Specifically, because the franchisor had since gone out of business and had no remaining franchisees, the franchisor had not shown nor could it have shown that it would have continued to service the franchisees’ former customers upon their termination of the franchise. To that end, the court found that the franchisor would have suffered the same loss of revenue from the franchisees’ departure if they had merely terminated their franchise properly and had not violated the non-competition and non-solicitation provisions, because the franchisor did not have any means to maintain service to the franchisees’ customers. Moreover, the franchisor had no base in the franchisees’ region except for the franchisees’ business. It did not have any contact or relationship with the franchisees’ customers, had no employees in that area, and had no competing business in that area. Further, the court found that it was entirely speculative that the franchisor could have serviced the customers in the franchisees’ area, or that it intended to or was in the process of opening up a franchise in that area after the franchisees’ breach.

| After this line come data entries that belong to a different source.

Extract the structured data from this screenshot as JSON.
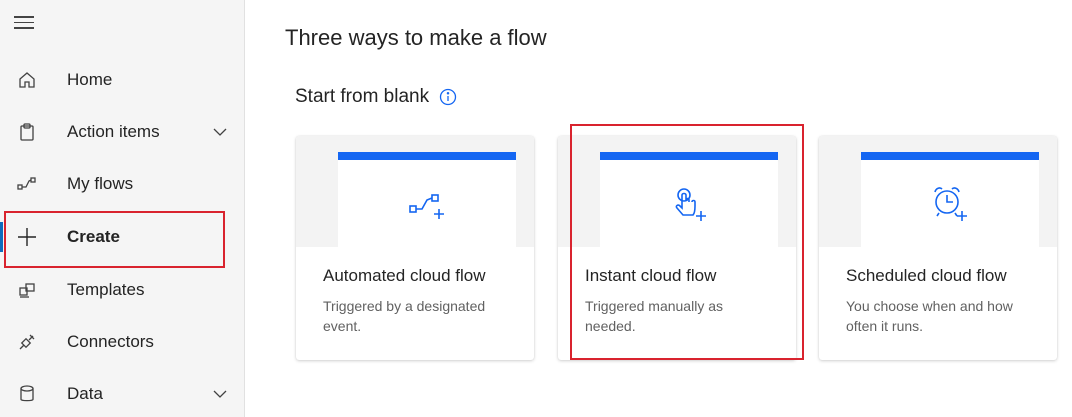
{
  "sidebar": {
    "items": [
      {
        "label": "Home",
        "icon": "home-icon"
      },
      {
        "label": "Action items",
        "icon": "clipboard-icon",
        "expandable": true
      },
      {
        "label": "My flows",
        "icon": "flow-icon"
      },
      {
        "label": "Create",
        "icon": "plus-icon",
        "active": true
      },
      {
        "label": "Templates",
        "icon": "templates-icon"
      },
      {
        "label": "Connectors",
        "icon": "connector-icon"
      },
      {
        "label": "Data",
        "icon": "database-icon",
        "expandable": true
      }
    ]
  },
  "main": {
    "title": "Three ways to make a flow",
    "section_title": "Start from blank",
    "cards": [
      {
        "title": "Automated cloud flow",
        "description": "Triggered by a designated event.",
        "icon": "automated-flow-icon"
      },
      {
        "title": "Instant cloud flow",
        "description": "Triggered manually as needed.",
        "icon": "touch-icon"
      },
      {
        "title": "Scheduled cloud flow",
        "description": "You choose when and how often it runs.",
        "icon": "alarm-clock-icon"
      }
    ]
  },
  "colors": {
    "accent": "#1466f2",
    "highlight": "#d9232e",
    "sidebar_bg": "#f5f5f5"
  }
}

Accordingly, the franchisor was found not to have met its burden of proof that the franchisees’ breach was a proximate cause of its damages, and the franchisor was not entitled to recover lost profit damages from the defendants’ breach of the non-competition and non-solicitation provisions of the franchise agreement. Based upon this decision, it can be argued in any similar set of circumstances that the breach itself of a covenant not to compete does not entitle the franchisor to any redress, it must be proven that damages flow from that activity.